South Korea, a pioneer in developing and using lithium-ion storage batteries, has experienced 23 battery fires since 2017. So far, no company has been held accountable.
Fires and explosions are not a new challenge to the large battery business. In 1916, one of the lead-acid batteries that Edison’s company was installing in a submarine at the Brooklyn Navy Yard in New York exploded, killing five men and injuring 10 more.
Navy investigators suggested the powerful blast that mangled ship machinery and bent heavy steel bulkheads was caused by a cloud of leaking hydrogen from an overheated battery and a "lack of ventilation." But what sparked the fire remained unknown. The Navy blamed Edison for supplying faulty batteries; Edison blamed the Navy for potentially allowing workers to cause sparks while the batteries were being discharged.

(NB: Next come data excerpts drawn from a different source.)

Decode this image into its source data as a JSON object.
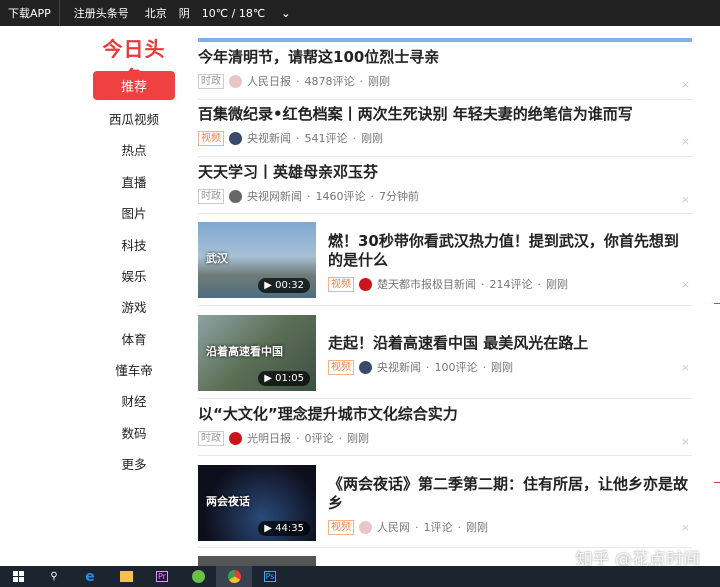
{
  "topbar": {
    "download": "下载APP",
    "register": "注册头条号",
    "city": "北京",
    "weather": "阴",
    "temp": "10℃ / 18℃",
    "chevron": "⌄"
  },
  "logo": "今日头条",
  "nav": [
    "推荐",
    "西瓜视频",
    "热点",
    "直播",
    "图片",
    "科技",
    "娱乐",
    "游戏",
    "体育",
    "懂车帝",
    "财经",
    "数码",
    "更多"
  ],
  "articles": [
    {
      "title": "今年清明节，请帮这100位烈士寻亲",
      "tag": "时政",
      "source": "人民日报",
      "comments": "4878评论",
      "time": "刚刚"
    },
    {
      "title": "百集微纪录•红色档案丨两次生死诀别 年轻夫妻的绝笔信为谁而写",
      "tag": "视频",
      "source": "央视新闻",
      "comments": "541评论",
      "time": "刚刚"
    },
    {
      "title": "天天学习丨英雄母亲邓玉芬",
      "tag": "时政",
      "source": "央视网新闻",
      "comments": "1460评论",
      "time": "7分钟前"
    },
    {
      "title": "燃！30秒带你看武汉热力值！提到武汉，你首先想到的是什么",
      "tag": "视频",
      "source": "楚天都市报极目新闻",
      "comments": "214评论",
      "time": "刚刚",
      "duration": "00:32",
      "thumb_text": "武汉"
    },
    {
      "title": "走起！沿着高速看中国 最美风光在路上",
      "tag": "视频",
      "source": "央视新闻",
      "comments": "100评论",
      "time": "刚刚",
      "duration": "01:05",
      "thumb_text": "沿着高速看中国"
    },
    {
      "title": "以“大文化”理念提升城市文化综合实力",
      "tag": "时政",
      "source": "光明日报",
      "comments": "0评论",
      "time": "刚刚"
    },
    {
      "title": "《两会夜话》第二季第二期：住有所居，让他乡亦是故乡",
      "tag": "视频",
      "source": "人民网",
      "comments": "1评论",
      "time": "刚刚",
      "duration": "44:35",
      "thumb_text": "两会夜话"
    }
  ],
  "close": "×",
  "watermark": "知乎 @花点时间",
  "taskbar": [
    "windows-start",
    "search",
    "edge",
    "file-explorer",
    "premiere",
    "app-green",
    "chrome",
    "photoshop"
  ]
}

Over a century later, hazards like this one still exist with more sophisticated lithium-ion batteries. Here’s one: An overheated lithium-ion battery can emit flammable and explosive gases for up to 20 minutes before any flame is observed. Most battery manufacturers claim that their big batteries are safe, Hill explained.
"But there is a lot of junk out there," he said.
Battery makers issue warranties to assure buyers that their products are safe. Hill’s company tests batteries and represents battery buyers. When it asks sellers for the data and the chemistry that support the safety claim, he said, "we just get a big flat no. They won’t disclose it at all."
Hill believes that if DOE wants to use its laboratories to help companies create a more competitive American storage battery industry, it could do it relatively quickly by using clean rooms and other best manufacturing practices to improve the quality of lithium-ion batteries. "There are a lot of new ways that could make the battery safer and for a lower cost. There are some good things we could do if we made the investments."
Steven Murray, vice president of Exponent Inc., a California company that works with large battery buyers, says the biggest concern of battery makers is the fear that competitors will steal their designs, particularly the formulation of the electrolyte, a fluid or a solid that carries atoms with an electric charge between the two poles of a battery.
"Nobody will ever patent an electrolyte," he said. "That’s like the formula for Coca-Cola. They’d just rather not talk about it." Murray believes more research could quickly improve the safety and efficiency of the lithium-ion battery because factories are already pumping them out for electric vehicles and changes can be made swiftly.
Ben Kaun, director of battery storage research at the Electric Power Research Institute, a California-based nonprofit, thinks the effort by DOE to help the U.S. battery production market "is the beginning of a large transformation." It could improve both large and small lithium-ion batteries, including those used for home renewable energy storage, as prices come down.
The biggest and most immediate challenge is to ensure "that what is going out into the field is safe and reliable and there are standards in place that are well-informed by scientific research," Kaun said.
The second challenge is to train the next generation of workers.
"Our observation is that there is a learning curve there, and it’s really important to get the applications well understood and get the people well trained up to address them," he said.